In 1969, UCLA beat Washington 57-14, a year later, the Huskies reciprocated, winning 61-20.

-- For the NCAA rules’ changes that limited the number of scholarships a school was permitted to give, these limitations coming too late in Owens’ career at Washington:

Unfortunately, Owens’ last two seasons at Washington were losing ones. The California schools in the conference had a huge population advantage that Owens just couldn’t overcome. Coming along later in time, several NCAA rules mitigated the effect of this advantage, which helped Owens’ successors at Washington. If Owens had stayed at Washington a few more years, he might have left the program with his head held just a bit higher.

-- For an overall record that should be segmented because of his unique placement in time:

Jim Owens retired to Big Fork, Montana in 1974, garnering a 99-82-6 record at Washington.

His reign at Washington can be broken down into three periods:

(1) The first two years when the Huskies were coming off sanctions (1957-1958, 6-13-1);

(2) the years between them and the implementation of two-platoon football (1959-1963, 38-12-3);

and (3) the subsequent years leading to his retirement (1964-1974, 55-57-2).

-- For the statue that bears semblance and pays tribute to this legendary icon:

During halftime of the football game between Washington and USC (October 25, 2003), a statue of former Husky coach Jim Owens was unveiled. The sculpture was permanently installed outside of the northwest gates at Husky Stadium following the halftime ceremonies.

-- For his honesty, watchfulness and adherence to the rules:

He was as honest as the day is long and managed to control the rapacious boosters that had torpedoed UW football in the early fifties. His school, Washington, was never cited for lacking institutional control under his 18-year watch. He served as athletic director, as well as head coach from 1960-1969.

-- For his one record that will be overlooked by the media in years to come -- a gentle chiding. ;-)

With my apologies to former coaches Don James and Rick Neuheisel and the local media, it must be said that Jim Owens is the only Rose Bowl winning coach at Washington who avoided NCAA infractions and sanctions during his time. I'm simply stating a fact, with no aspersions implied. Is this a big deal?
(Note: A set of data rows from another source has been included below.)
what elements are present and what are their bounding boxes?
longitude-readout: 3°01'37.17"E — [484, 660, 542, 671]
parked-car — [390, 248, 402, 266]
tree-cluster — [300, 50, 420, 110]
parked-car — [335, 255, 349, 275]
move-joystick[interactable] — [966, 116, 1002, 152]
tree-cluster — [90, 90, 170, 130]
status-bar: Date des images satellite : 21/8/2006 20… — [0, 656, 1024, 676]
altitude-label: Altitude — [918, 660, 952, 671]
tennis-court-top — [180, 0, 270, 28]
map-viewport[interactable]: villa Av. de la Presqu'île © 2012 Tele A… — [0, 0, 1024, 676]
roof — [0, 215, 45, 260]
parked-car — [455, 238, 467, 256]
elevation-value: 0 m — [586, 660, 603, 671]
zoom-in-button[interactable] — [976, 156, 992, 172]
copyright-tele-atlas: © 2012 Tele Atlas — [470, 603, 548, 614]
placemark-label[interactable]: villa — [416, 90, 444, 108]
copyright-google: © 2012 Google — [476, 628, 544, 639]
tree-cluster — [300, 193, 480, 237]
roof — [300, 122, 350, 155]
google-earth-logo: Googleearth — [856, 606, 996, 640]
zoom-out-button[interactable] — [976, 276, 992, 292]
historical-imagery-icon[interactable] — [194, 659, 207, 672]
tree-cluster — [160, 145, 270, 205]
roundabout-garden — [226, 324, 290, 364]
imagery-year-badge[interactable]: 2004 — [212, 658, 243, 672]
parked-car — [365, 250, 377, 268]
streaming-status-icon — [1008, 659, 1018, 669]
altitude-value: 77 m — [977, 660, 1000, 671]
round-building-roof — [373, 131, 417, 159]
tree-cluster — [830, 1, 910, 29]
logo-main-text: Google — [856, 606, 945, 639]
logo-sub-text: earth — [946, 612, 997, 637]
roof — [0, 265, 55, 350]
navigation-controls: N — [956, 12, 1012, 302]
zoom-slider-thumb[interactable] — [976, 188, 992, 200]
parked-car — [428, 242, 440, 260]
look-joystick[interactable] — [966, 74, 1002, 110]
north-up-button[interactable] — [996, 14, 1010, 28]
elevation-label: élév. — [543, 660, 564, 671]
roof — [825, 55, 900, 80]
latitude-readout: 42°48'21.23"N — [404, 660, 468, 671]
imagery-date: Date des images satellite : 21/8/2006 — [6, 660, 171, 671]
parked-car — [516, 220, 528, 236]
You bet it is in the face of what's happened to UW over the last 16 years.

-- For his help in changing people’s perception of Seattle:

Like Hugh McElhenny before him, he gave a provincial, modest seaport town notoriety and visibility, and today, among all of us who shared his spectacular moment in time, he stands as tall as his mentor, Paul "Bear" Bryant, and forever will.

Biography:

Owens served two-and-a-half years with the Naval Air Corps during World War II, following his graduation from high school in 1944. For a while he was stationed in Corpus Christie, Texas where he was able to hitchhike home on the weekends and see his girl friend, whom he married when he was 19.

Following his service, Owens enrolled at Oklahoma, where he played from 1946-1949. Owens was the Sooners' captain and leading receiver, earning him All-American honors on Oklahoma's 11-0 squad in 1949.

After graduating in 1950, Owens played one season for the Baltimore Colts while also serving as a part-time assistant at Johns Hopkins University.

Owens was then an assistant under Paul 'Bear' Bryant at Kentucky from 1951-53 and followed Bryant to Texas A&M in 1954 and stayed until 1956.

Owens' Husky teams won three AAWU titles and went to three Rose Bowls,  including the Huskies' first ever Rose Bowl win in 1960, a 44-8 romp over Wisconsin. Owens split his other two trips to Pasadena when the Huskies beat Minnesota 17-7 in 1961 and lost to Illinois in 1964 17-7.

Owens retired after the 1974 campaign and was inducted into the Husky Hall of Fame as part of the inaugural class of 1979. Owens has been inducted into the College Football Hall of Fame and the Rose Bowl Hall of Fame.

Born on March 6, 1927, Jim Owens, age 82, passed away on June 6, 2009, at his home in Big Falls, Montana.